Insects rank among the most successful creatures on Earth. Ten years ago, there were approximately 750,000 named insect species. Today, that number is over 1,000,000. According to a recent article in Scientific American, entomologists estimate that there are likely over eight million different species. Some scientists approximate that there are over 200 million insects for every human on the planet.
Homeopathy utilizes only a handful of the enormous number of insect species in the world. Clearly, we have much work to do with this pervasive and relevant resource. In this edition of Interhomeopathy, we proudly present a new addition to our materia medica with the proving of the Leaf Footed Bug or Acanthocephala terminalis by Patricia Maher.
Insects perform a vast number of important functions in our ecosystem. They aerate the soil, pollinate blossoms, and control insect and plant pests. They also decompose dead materials, thereby reintroducing nutrients into the soil. Burrowing bugs, such as ants and beetles, dig tunnels that provide channels for water, benefiting plants. Bees play a major role in pollinating fruit trees and flower blossoms. Gardeners love the big-eyed bug and praying mantis because they control the size of certain insect populations, such as aphids and caterpillars, which feed on new plant growth. Finally, all insects fertilize the soil with nutrients from their droppings.
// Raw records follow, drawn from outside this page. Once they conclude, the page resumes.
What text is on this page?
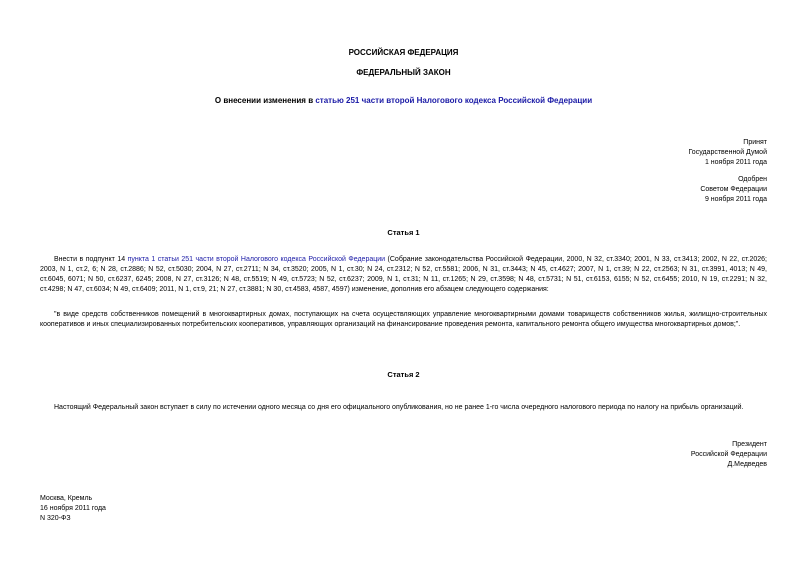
РОССИЙСКАЯ ФЕДЕРАЦИЯ
ФЕДЕРАЛЬНЫЙ ЗАКОН
О внесении изменения в статью 251 части второй Налогового кодекса Российской Федерации
Принят
Государственной Думой
1 ноября 2011 года
Одобрен
Советом Федерации
9 ноября 2011 года
Статья 1
Внести в подпункт 14 пункта 1 статьи 251 части второй Налогового кодекса Российской Федерации (Собрание законодательства Российской Федерации, 2000, N 32, ст.3340; 2001, N 33, ст.3413; 2002, N 22, ст.2026; 2003, N 1, ст.2, 6; N 28, ст.2886; N 52, ст.5030; 2004, N 27, ст.2711; N 34, ст.3520; 2005, N 1, ст.30; N 24, ст.2312; N 52, ст.5581; 2006, N 31, ст.3443; N 45, ст.4627; 2007, N 1, ст.39; N 22, ст.2563; N 31, ст.3991, 4013; N 49, ст.6045, 6071; N 50, ст.6237, 6245; 2008, N 27, ст.3126; N 48, ст.5519; N 49, ст.5723; N 52, ст.6237; 2009, N 1, ст.31; N 11, ст.1265; N 29, ст.3598; N 48, ст.5731; N 51, ст.6153, 6155; N 52, ст.6455; 2010, N 19, ст.2291; N 32, ст.4298; N 47, ст.6034; N 49, ст.6409; 2011, N 1, ст.9, 21; N 27, ст.3881; N 30, ст.4583, 4587, 4597) изменение, дополнив его абзацем следующего содержания:
"в виде средств собственников помещений в многоквартирных домах, поступающих на счета осуществляющих управление многоквартирными домами товариществ собственников жилья, жилищно-строительных кооперативов и иных специализированных потребительских кооперативов, управляющих организаций на финансирование проведения ремонта, капитального ремонта общего имущества многоквартирных домов;".
Статья 2
Настоящий Федеральный закон вступает в силу по истечении одного месяца со дня его официального опубликования, но не ранее 1-го числа очередного налогового периода по налогу на прибыль организаций.
Президент
Российской Федерации
Д.Медведев
Москва, Кремль
16 ноября 2011 года
N 320-ФЗ
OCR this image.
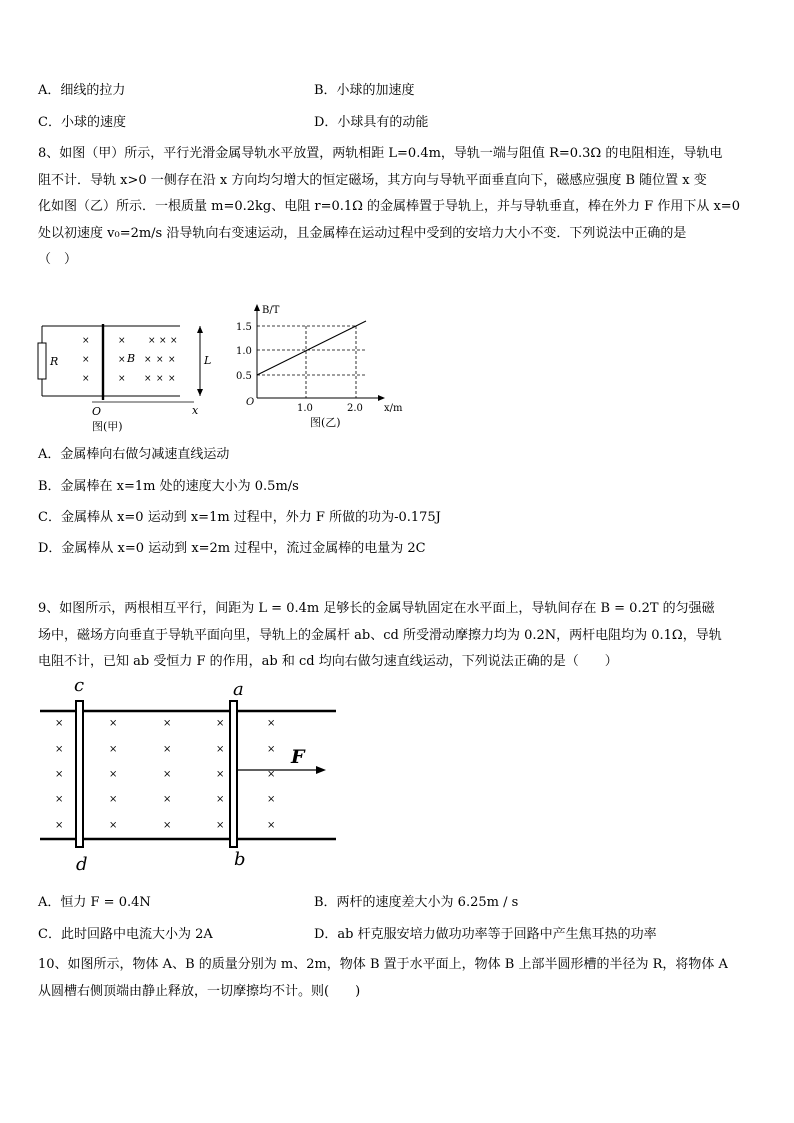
A．细线的拉力	B．小球的加速度
C．小球的速度	D．小球具有的动能
8、如图（甲）所示，平行光滑金属导轨水平放置，两轨相距 L=0.4m，导轨一端与阻值 R=0.3Ω 的电阻相连，导轨电
阻不计．导轨 x>0 一侧存在沿 x 方向均匀增大的恒定磁场，其方向与导轨平面垂直向下，磁感应强度 B 随位置 x 变
化如图（乙）所示．一根质量 m=0.2kg、电阻 r=0.1Ω 的金属棒置于导轨上，并与导轨垂直，棒在外力 F 作用下从 x=0
处以初速度 v₀=2m/s 沿导轨向右变速运动，且金属棒在运动过程中受到的安培力大小不变．下列说法中正确的是
（　）
R
×
×
×
× × × ×
× × × ×
× × × ×
B	L
O	x
图(甲)
B/T
x/m
O
1.5
1.0
0.5
1.0	2.0
图(乙)
A．金属棒向右做匀减速直线运动
B．金属棒在 x=1m 处的速度大小为 0.5m/s
C．金属棒从 x=0 运动到 x=1m 过程中，外力 F 所做的功为-0.175J
D．金属棒从 x=0 运动到 x=2m 过程中，流过金属棒的电量为 2C
9、如图所示，两根相互平行，间距为 L = 0.4m 足够长的金属导轨固定在水平面上，导轨间存在 B = 0.2T 的匀强磁
场中，磁场方向垂直于导轨平面向里，导轨上的金属杆 ab、cd 所受滑动摩擦力均为 0.2N，两杆电阻均为 0.1Ω，导轨
电阻不计，已知 ab 受恒力 F 的作用，ab 和 cd 均向右做匀速直线运动，下列说法正确的是（　　）
×	×	×	×	×
×	×	×	×	×
×	×	×	×	×
×	×	×	×	×
×	×	×	×	×
F
c
d
a
b
A．恒力 F = 0.4N	B．两杆的速度差大小为 6.25m / s
C．此时回路中电流大小为 2A	D．ab 杆克服安培力做功功率等于回路中产生焦耳热的功率
10、如图所示，物体 A、B 的质量分别为 m、2m，物体 B 置于水平面上，物体 B 上部半圆形槽的半径为 R，将物体 A
从圆槽右侧顶端由静止释放，一切摩擦均不计。则(　　)
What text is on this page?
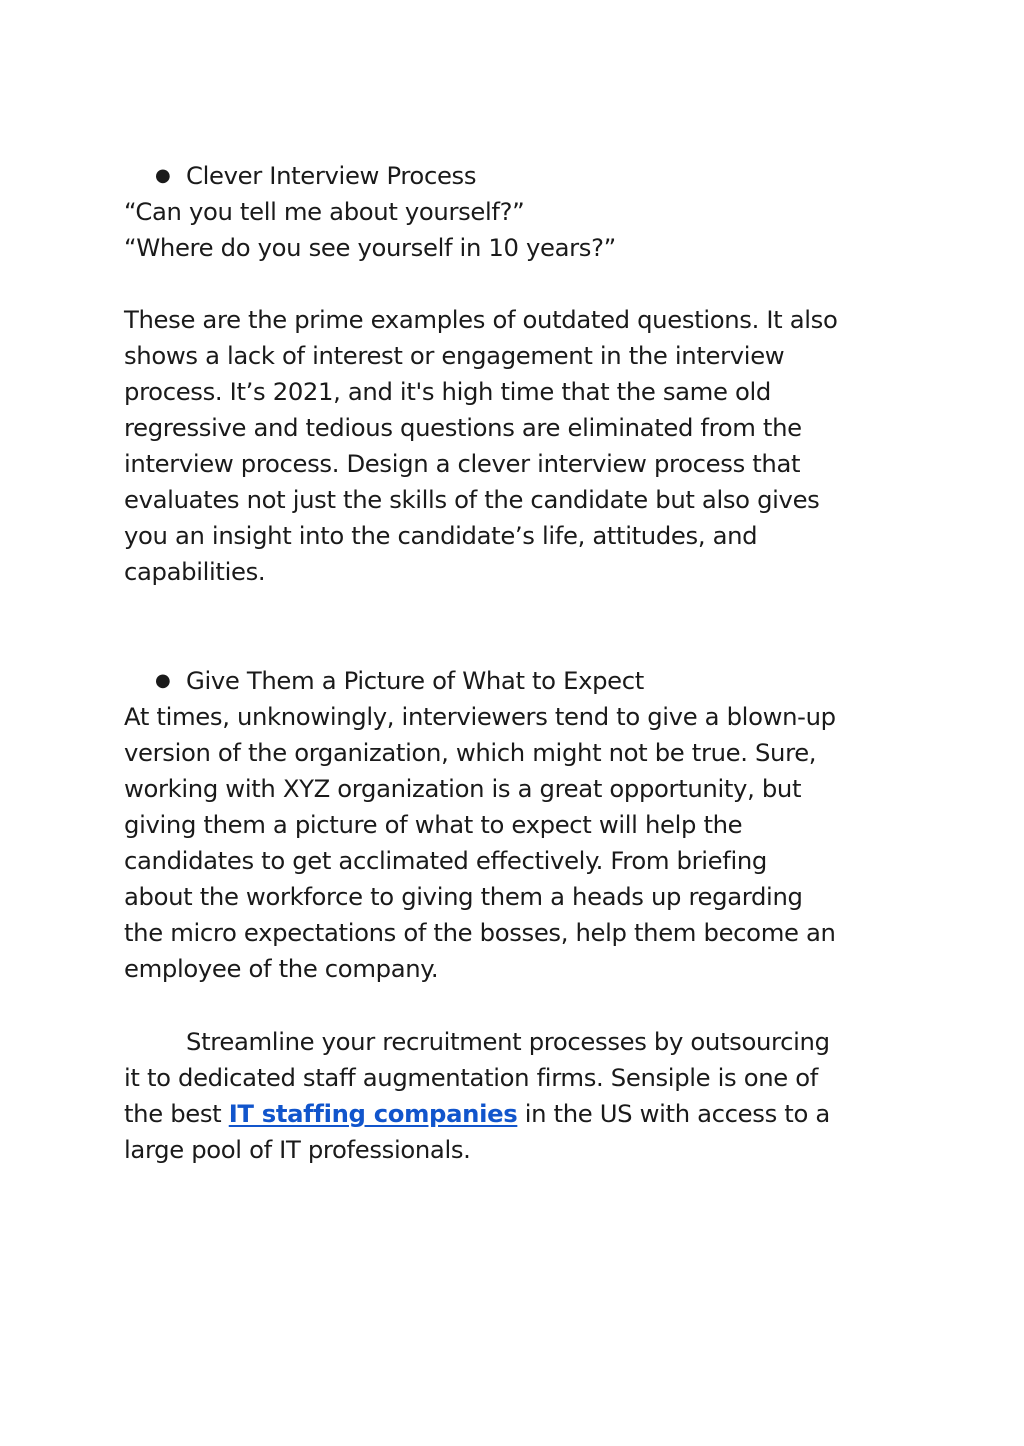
● Clever Interview Process
“Can you tell me about yourself?”
“Where do you see yourself in 10 years?”
These are the prime examples of outdated questions. It also
shows a lack of interest or engagement in the interview
process. It’s 2021, and it's high time that the same old
regressive and tedious questions are eliminated from the
interview process. Design a clever interview process that
evaluates not just the skills of the candidate but also gives
you an insight into the candidate’s life, attitudes, and
capabilities.
● Give Them a Picture of What to Expect
At times, unknowingly, interviewers tend to give a blown-up
version of the organization, which might not be true. Sure,
working with XYZ organization is a great opportunity, but
giving them a picture of what to expect will help the
candidates to get acclimated effectively. From briefing
about the workforce to giving them a heads up regarding
the micro expectations of the bosses, help them become an
employee of the company.
Streamline your recruitment processes by outsourcing
it to dedicated staff augmentation firms. Sensiple is one of
the best IT staffing companies in the US with access to a
large pool of IT professionals.
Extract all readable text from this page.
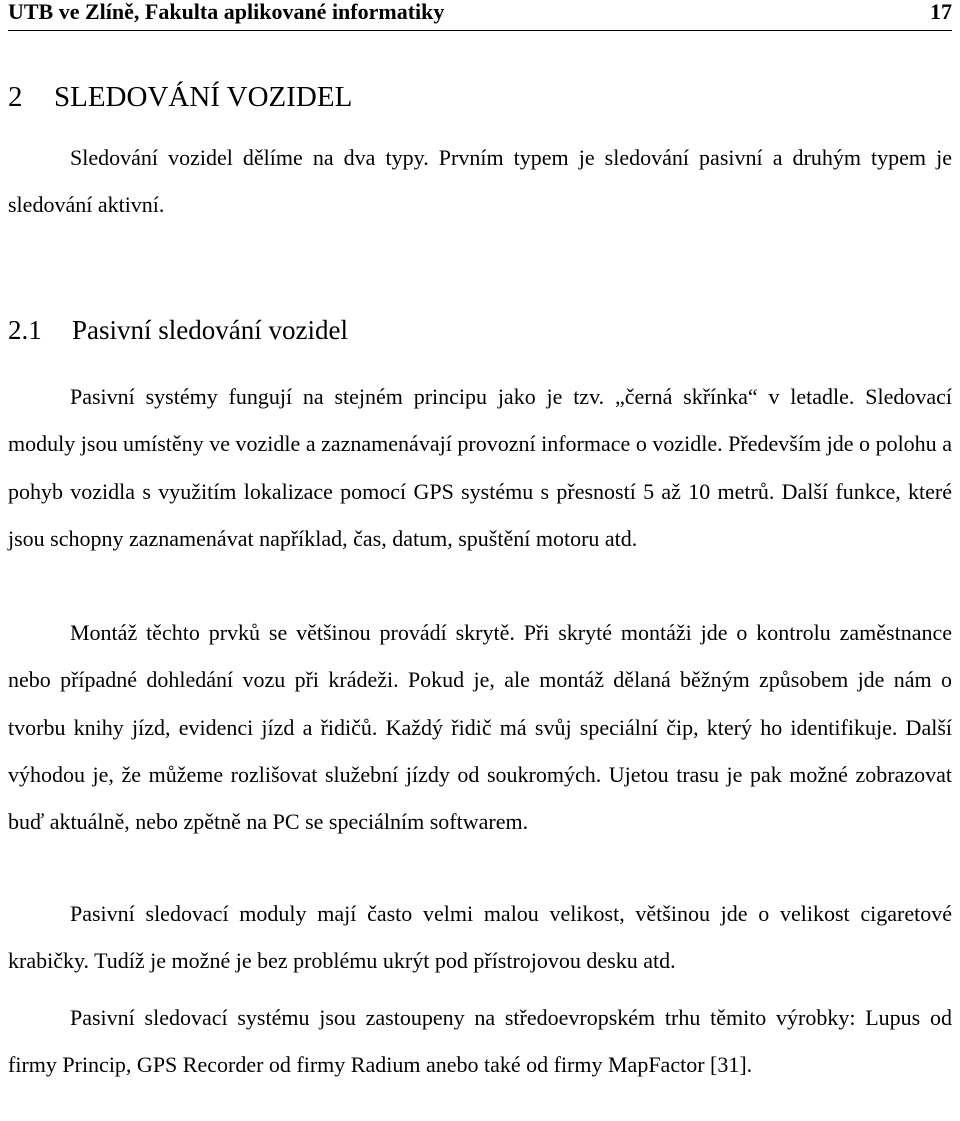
UTB ve Zlíně, Fakulta aplikované informatiky	17
2 SLEDOVÁNÍ VOZIDEL

Sledování vozidel dělíme na dva typy. Prvním typem je sledování pasivní a druhým typem je sledování aktivní.

2.1 Pasivní sledování vozidel

Pasivní systémy fungují na stejném principu jako je tzv. „černá skřínka“ v letadle. Sledovací moduly jsou umístěny ve vozidle a zaznamenávají provozní informace o vozidle. Především jde o polohu a pohyb vozidla s využitím lokalizace pomocí GPS systému s přesností 5 až 10 metrů. Další funkce, které jsou schopny zaznamenávat například, čas, datum, spuštění motoru atd.

Montáž těchto prvků se většinou provádí skrytě. Při skryté montáži jde o kontrolu zaměstnance nebo případné dohledání vozu při krádeži. Pokud je, ale montáž dělaná běžným způsobem jde nám o tvorbu knihy jízd, evidenci jízd a řidičů. Každý řidič má svůj speciální čip, který ho identifikuje. Další výhodou je, že můžeme rozlišovat služební jízdy od soukromých. Ujetou trasu je pak možné zobrazovat buď aktuálně, nebo zpětně na PC se speciálním softwarem.

Pasivní sledovací moduly mají často velmi malou velikost, většinou jde o velikost cigaretové krabičky. Tudíž je možné je bez problému ukrýt pod přístrojovou desku atd.

Pasivní sledovací systému jsou zastoupeny na středoevropském trhu těmito výrobky: Lupus od firmy Princip, GPS Recorder od firmy Radium anebo také od firmy MapFactor [31].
The relationship between an insect and its environment can be seen in the curative properties of homeopathic remedies. We offer two articles exploring this phenomenon about Doryphora (Colorado potato beetle)and its relationship to the Solanaceae family. Nancy Fredrick presents a wonderful case of a child with a “potato head” and Marty Begin compares three successful cases.
An intriguing homeopathic perspective of this group of remedies is the relationship of insects to their nests and spiders to their webs. Matilde Flores presents a new proving of Vespula Vulgaris Nest and Carol Jones an acute case of Vespa vulgaris. Side by side, the two articles show the difference between the characteristics of the insect itself and its home, where themes of sexuality and security are prominent.
Rounding out this great group of offerings is a striking case of Praying Mantis illustrating a fascinating, if gruesome, characteristic of the insect: killing their mate! Marty Begin gives us a better understanding of his well-known proving of Lamprohiza splendidula; the magical firefly.
We hope you enjoy reading this issue of Interhomeopathy. Best wishes to all for a wonderful summer!